A half an hour later I had pieced together what turned out to be a rather complicated situation. Small tales that had been told to me over the course of a week and a half turned out to all be related to the same little girl on the bus, a little girl who began sitting with my daughter shortly before the Thanksgiving holiday. This girl - two years older than my daughter - proceeded to demand candy, push, reach into my daughter's things, and refuse to allow my daughter to stand up and exit the bus at her stop. I was mortified.
The best next step seemed to be a phone call to the school, but with just moments left until the school office closed, I knew I would receive little consolation from them. Instead I was told that most parents like to take the issue up with the bus driver. While this seemed like a reasonable first step, something did not sit right with me.
Shouldn't the school address a situation of bullying directly?
I spent the evening checking in with friends only to find that many friends and acquaintances' children had similar experiences with little assistance from the school once the incident was reported. Some research led me to find the school system-wide policy regarding bullying, so I went into the school office this morning armed with my knowledge and a bit of my own I've-been-wronged indignation. After filing an incident report and speaking with the school principal for the better part of an hour, I felt secure that I had done all I could to keep my daughter safe from this particular girl. I also hoped that my actions would keep other little girls and boys safe as well.

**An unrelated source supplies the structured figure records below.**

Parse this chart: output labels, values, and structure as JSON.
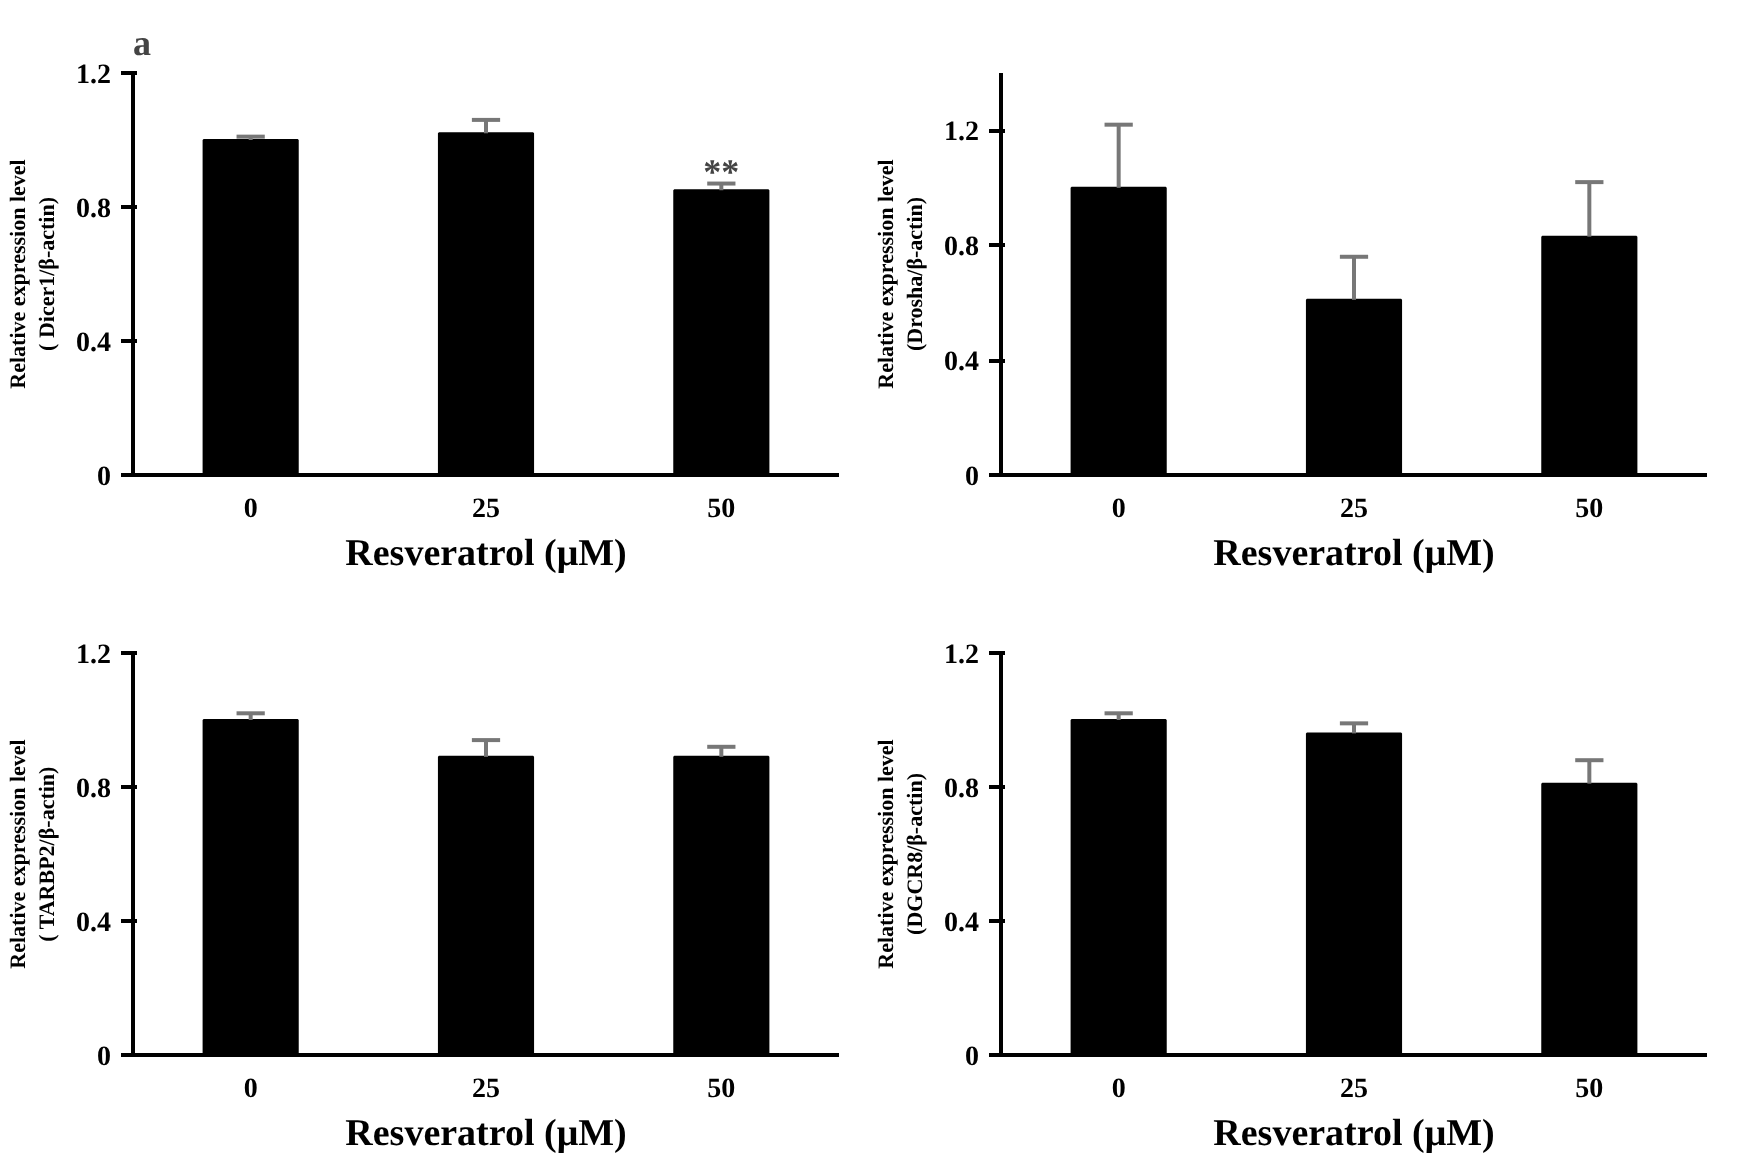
{
  "chart_data": [
    {
      "type": "bar",
      "categories": [
        "0",
        "25",
        "50"
      ],
      "values": [
        1.0,
        1.02,
        0.85
      ],
      "errors": [
        [
          1.0,
          1.01
        ],
        [
          1.02,
          1.06
        ],
        [
          0.85,
          0.87
        ]
      ],
      "color": "#000000",
      "xlabel": "Resveratrol (μM)",
      "ylabel": "Relative expression level\n( Dicer1/β-actin)",
      "ylim": [
        0,
        1.2
      ],
      "yticks": [
        0,
        0.4,
        0.8,
        1.2
      ],
      "annotations": [
        "a",
        {
          "text": "**",
          "x": "50",
          "y": 0.87
        }
      ]
    },
    {
      "type": "bar",
      "categories": [
        "0",
        "25",
        "50"
      ],
      "values": [
        1.0,
        0.61,
        0.83
      ],
      "errors": [
        [
          1.0,
          1.22
        ],
        [
          0.61,
          0.76
        ],
        [
          0.83,
          1.02
        ]
      ],
      "color": "#000000",
      "xlabel": "Resveratrol (μM)",
      "ylabel": "Relative expression level\n(Drosha/β-actin)",
      "ylim": [
        0,
        1.4
      ],
      "yticks": [
        0,
        0.4,
        0.8,
        1.2
      ]
    },
    {
      "type": "bar",
      "categories": [
        "0",
        "25",
        "50"
      ],
      "values": [
        1.0,
        0.89,
        0.89
      ],
      "errors": [
        [
          1.0,
          1.02
        ],
        [
          0.89,
          0.94
        ],
        [
          0.89,
          0.92
        ]
      ],
      "color": "#000000",
      "xlabel": "Resveratrol (μM)",
      "ylabel": "Relative expression level\n( TARBP2/β-actin)",
      "ylim": [
        0,
        1.2
      ],
      "yticks": [
        0,
        0.4,
        0.8,
        1.2
      ]
    },
    {
      "type": "bar",
      "categories": [
        "0",
        "25",
        "50"
      ],
      "values": [
        1.0,
        0.96,
        0.81
      ],
      "errors": [
        [
          1.0,
          1.02
        ],
        [
          0.96,
          0.99
        ],
        [
          0.81,
          0.88
        ]
      ],
      "color": "#000000",
      "xlabel": "Resveratrol (μM)",
      "ylabel": "Relative expression level\n(DGCR8/β-actin)",
      "ylim": [
        0,
        1.2
      ],
      "yticks": [
        0,
        0.4,
        0.8,
        1.2
      ]
    }
  ]
}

Do I think that this is the end of my family dealing with bullies? With seven years of elementary school alone remaining between my two children, I certainly do not. But what I learned from this experience is that parents can often easily advocate for their children's needs and safety, sometimes making an actual difference. By researching the school policy, following it to the fullest extent including filing paperwork, and showing my face in the school office to make known that I was serious, my family ended up with a positive outcome. My daughter feels empowered for having finally shared with me what was happening on the bus, she feels safe having spoken to both the Assistant Principal and the bus driver, and I feel confident that my voice was heard during a negative situation.
Have your children ever faced a bullying situation at school or on the bus? Were you able to find a positive outcome?